Chelsea fled back down the stairs, towards the basement. The broken window meant freedom.
At the bottom of the stairs, a body slammed into her. Her head bounced off the wooden floor with a sharp flash of pain. Her ax slipped out of her grip and spun across the floor.
Instinct took over and Chelsea screamed again. This cry was a primitive bellow as she flailed wildly at her attacker, kicking and punching blindly. She connected with the man’s face. She felt more than heard the heavy crack under his skin as her fist slammed into his jaw.
As he moaned, she scrambled out from under him. Her ax glinted dully from a few feet away. Chelsea skittered over to it, scooped it up, and spun back to the man.
He wavered to his feet. “My master, she wants you.”
‘Master’? He’s a minion.
The man lunged for her, and instinct took over once more. Chelsea swung the ax. The sharp blade bit into the man’s neck. As blood oozed down to coat the handle and her hand, the man struggled feebly. A wet gurgle escaped his lips as he sank to the floor.

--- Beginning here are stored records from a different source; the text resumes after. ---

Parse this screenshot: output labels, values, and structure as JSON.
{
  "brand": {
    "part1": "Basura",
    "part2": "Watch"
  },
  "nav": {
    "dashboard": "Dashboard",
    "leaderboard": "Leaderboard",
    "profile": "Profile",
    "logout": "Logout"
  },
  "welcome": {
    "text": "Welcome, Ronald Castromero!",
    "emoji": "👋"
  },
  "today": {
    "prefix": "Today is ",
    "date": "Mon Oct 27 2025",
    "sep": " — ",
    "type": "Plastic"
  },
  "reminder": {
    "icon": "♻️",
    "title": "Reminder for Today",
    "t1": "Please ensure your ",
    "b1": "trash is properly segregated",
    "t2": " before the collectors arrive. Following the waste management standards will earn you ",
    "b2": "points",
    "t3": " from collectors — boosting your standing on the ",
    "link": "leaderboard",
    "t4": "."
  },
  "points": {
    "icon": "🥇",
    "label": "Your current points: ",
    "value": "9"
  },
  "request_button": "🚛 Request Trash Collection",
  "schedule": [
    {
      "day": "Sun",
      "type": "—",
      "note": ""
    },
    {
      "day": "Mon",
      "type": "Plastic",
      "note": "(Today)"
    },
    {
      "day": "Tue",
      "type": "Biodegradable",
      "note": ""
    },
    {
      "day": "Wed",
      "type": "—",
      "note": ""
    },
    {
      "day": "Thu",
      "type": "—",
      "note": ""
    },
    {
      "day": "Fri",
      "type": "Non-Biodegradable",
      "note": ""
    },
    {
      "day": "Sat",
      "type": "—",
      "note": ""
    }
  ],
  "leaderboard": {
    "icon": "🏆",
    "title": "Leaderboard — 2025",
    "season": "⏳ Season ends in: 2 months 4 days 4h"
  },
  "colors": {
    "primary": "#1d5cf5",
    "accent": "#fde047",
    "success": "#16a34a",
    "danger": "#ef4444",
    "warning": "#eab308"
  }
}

“Henry!” The woman called down the stairs.
Chelsea tugged on the ax as the stairs creaked under someone’s weight. The head had gotten caught on something in the minion’s neck. Chelsea yanked with all her might.
The ax came loose with no warning. The loss of tension sent Chelsea straight to the floor. She sat there, stunned and tailbone aching, clutching her ax.
The nightling’s voice sent more fear down her spine. The need to run away sent Chelsea to her feet and towards the basement.
Chelsea froze. Jackson and Amber were still somewhere in the house. She took a deep breath. Her brain kept screaming at her to run away. Instead, she crept to the kitchen and looked for a place to hide.